Other issues: valuing the first estate, ascertained valued for CGT
Where the value of an asset is not ascertained for the purposes of determining the chargeable value of the estate on the death of the first spouse or civil partner to die, on any subsequent sale, the acquisition value for CGT will need to be established. If that property is subsequently valued to find the percentage of the TNRB available on the second death, the value we adopt for IHT does not replace the value used in establishing the CGT liability IHTA84/S8C(8).
On the death of the first spouse in January 2008, their share of the matrimonial home is left to the son, with the residue passing to the surviving spouse. The value returned for the entirety is £300,000, so the half share chargeable on the first death is £150,000.

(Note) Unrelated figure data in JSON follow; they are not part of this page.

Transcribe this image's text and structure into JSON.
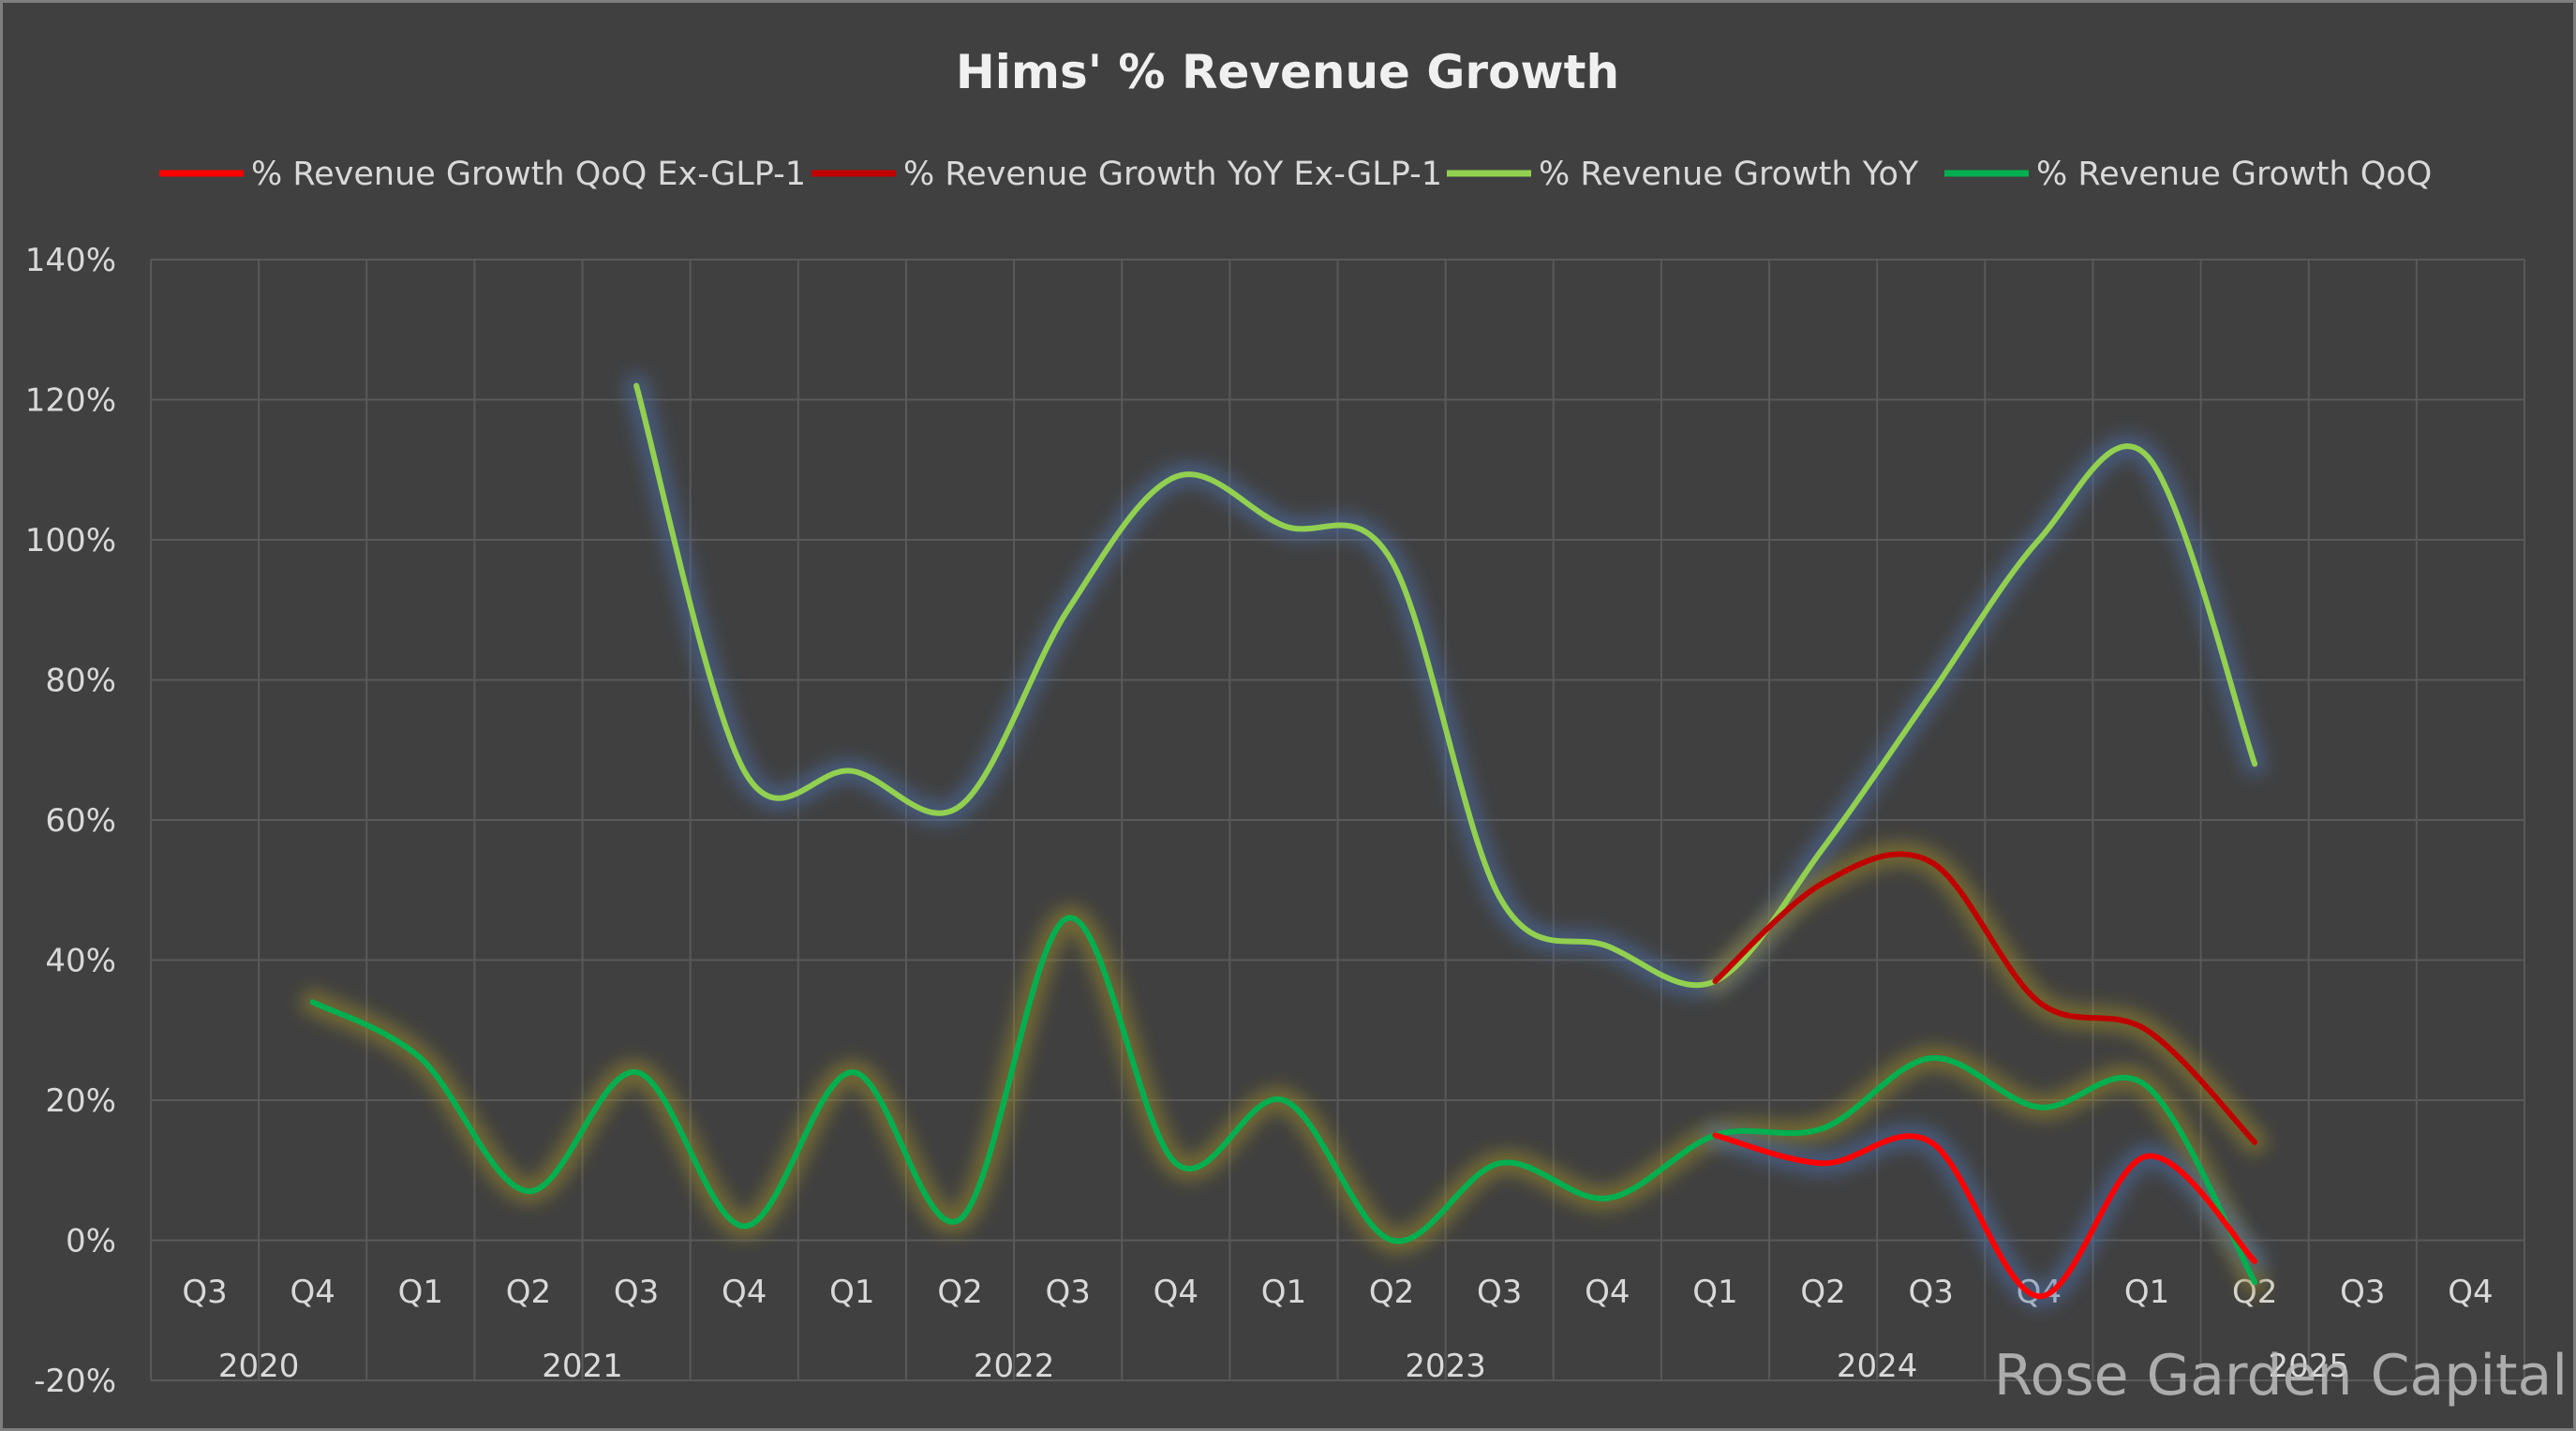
{
  "chart_data": {
    "type": "line",
    "title": "Hims' % Revenue Growth",
    "legend_position": "top",
    "grid": true,
    "ylim": [
      -20,
      140
    ],
    "y_ticks": [
      "140%",
      "120%",
      "100%",
      "80%",
      "60%",
      "40%",
      "20%",
      "0%",
      "-20%"
    ],
    "y_tick_values": [
      140,
      120,
      100,
      80,
      60,
      40,
      20,
      0,
      -20
    ],
    "categories": [
      "Q3",
      "Q4",
      "Q1",
      "Q2",
      "Q3",
      "Q4",
      "Q1",
      "Q2",
      "Q3",
      "Q4",
      "Q1",
      "Q2",
      "Q3",
      "Q4",
      "Q1",
      "Q2",
      "Q3",
      "Q4",
      "Q1",
      "Q2",
      "Q3",
      "Q4"
    ],
    "year_labels": [
      {
        "label": "2020",
        "from": 0,
        "to": 1
      },
      {
        "label": "2021",
        "from": 2,
        "to": 5
      },
      {
        "label": "2022",
        "from": 6,
        "to": 9
      },
      {
        "label": "2023",
        "from": 10,
        "to": 13
      },
      {
        "label": "2024",
        "from": 14,
        "to": 17
      },
      {
        "label": "2025",
        "from": 18,
        "to": 21
      }
    ],
    "series": [
      {
        "name": "% Revenue Growth QoQ Ex-GLP-1",
        "color": "#ff0000",
        "glow": "#4a6fa8",
        "values": [
          null,
          null,
          null,
          null,
          null,
          null,
          null,
          null,
          null,
          null,
          null,
          null,
          null,
          null,
          15,
          11,
          14,
          -8,
          12,
          -3,
          null,
          null
        ]
      },
      {
        "name": "% Revenue Growth YoY Ex-GLP-1",
        "color": "#c00000",
        "glow": "#9a8a2a",
        "values": [
          null,
          null,
          null,
          null,
          null,
          null,
          null,
          null,
          null,
          null,
          null,
          null,
          null,
          null,
          37,
          51,
          54,
          34,
          30,
          14,
          null,
          null
        ]
      },
      {
        "name": "% Revenue Growth YoY",
        "color": "#92d050",
        "glow": "#4a6fa8",
        "values": [
          null,
          null,
          null,
          null,
          122,
          67,
          67,
          62,
          90,
          109,
          102,
          97,
          49,
          42,
          37,
          56,
          78,
          100,
          112,
          68,
          null,
          null
        ]
      },
      {
        "name": "% Revenue Growth QoQ",
        "color": "#00b050",
        "glow": "#9a8a2a",
        "values": [
          null,
          34,
          26,
          7,
          24,
          2,
          24,
          3,
          46,
          11,
          20,
          0,
          11,
          6,
          15,
          16,
          26,
          19,
          22,
          -6,
          null,
          null
        ]
      }
    ],
    "watermark": "Rose Garden Capital"
  }
}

The property is sold in 2009 for £350,000 and the son’s share is liable to CGT. As the value for his share was not ascertained for IHT purposes on the first death, it is necessary to agree the acquisition value to establish the chargeable gain. The value of a one half share in January 2008 is agreed, for CGT purposes, at £127,500.
On the survivor’s death in 2011, we need to agree the value of the house so that we can establish the amount of the nil rate band available for transfer. The value is agreed at £300,000, so the chargeable estate on the first death is £150,000, meaning that TNRB available for transfer is 50%.
As the value of £150,000 has been ascertained for the value of the half share on the first death, this would normally be the acquisition value for the CGT charge. FA2008/Sch4/Para8 prevents the normal rule applying and the CGT calculation is not adjusted.
This only applies solely in connection with TNRB; in all other cases, TCGA92/S274 applies to adopt the value ascertained for IHT purposes as the acquisition value for CGT.